Quindi le minacce alla proprietà pubblica non derivano dalla sua
inefficienza, ma dal problema posto in molte occasioni da Bakunin, e
cioè che il privilegio è un corruttore insaziabile,
perciò ogni condizione di privilegio parziale tende a cercare di
diventare assoluta.
Dal 1973, anno in cui il prezzo del petrolio ha cominciato a salire
senza posa, per i nomenklaturisti deve essere stata una vera tortura
pensare a tutto il petrolio ed il gas che la Russia cedeva quasi
gratis ai Paesi satelliti. Ciò spiega anche perché negli
anni '70 il KGB abbia cessato la sua guerra ideologico/propagandistica,
lasciando che si affermasse il mito del paradiso capitalistico a
scapito del paradiso sovietico. In realtà gli agenti del KGB,
convertitisi alla religione dell'affarismo, il paradiso capitalistico
avevano già cominciato a prepararselo per sé stessi.
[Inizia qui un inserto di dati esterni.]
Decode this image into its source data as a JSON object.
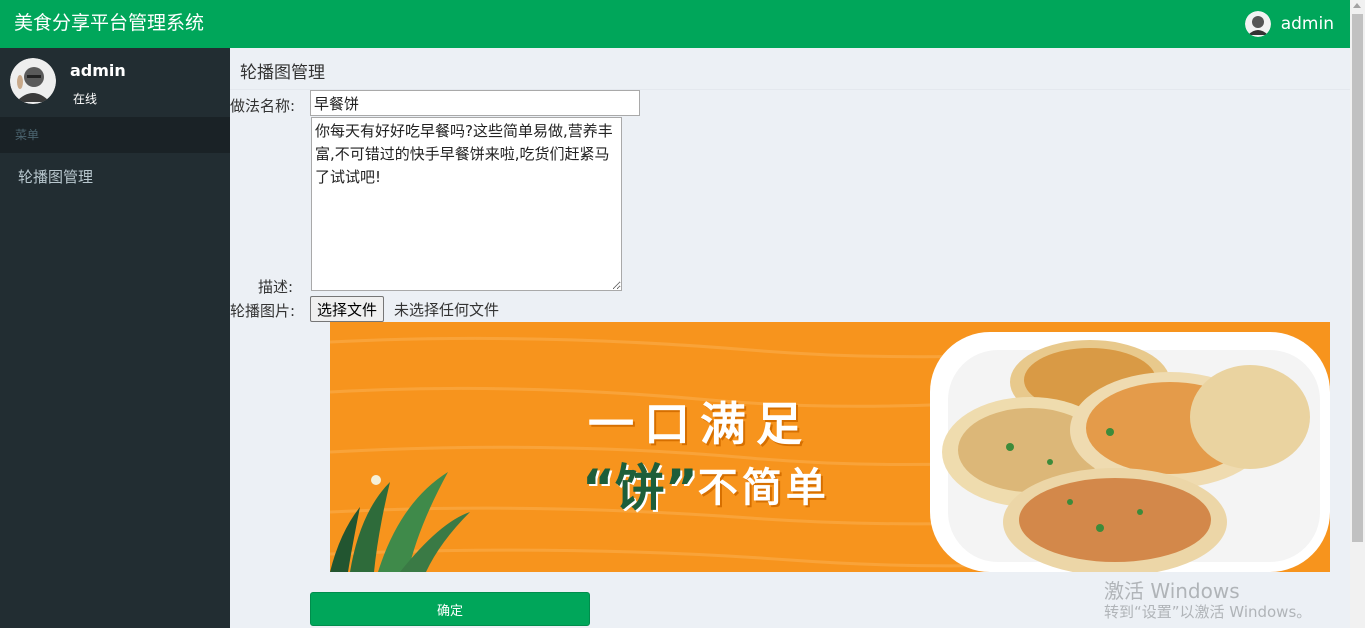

Il "socialismo reale" è caduto per motivi interni alla classe
dirigente e non per la pressione popolare, ed anche il tentativo di
Michail Gorbaciov di contemperare l'affarismo con la continuità
del socialismo reale, è fallito per lo stesso motivo. Quando nel
1991, durante la prima Guerra del Golfo, il prezzo del petrolio
è schizzato nuovamente alle stelle, i nomenklaturisti russi non
ne hanno potuto più di aspettare e sono corsi ad arricchirsi,
liquidando Gorbaciov e l'impalcatura del comunismo.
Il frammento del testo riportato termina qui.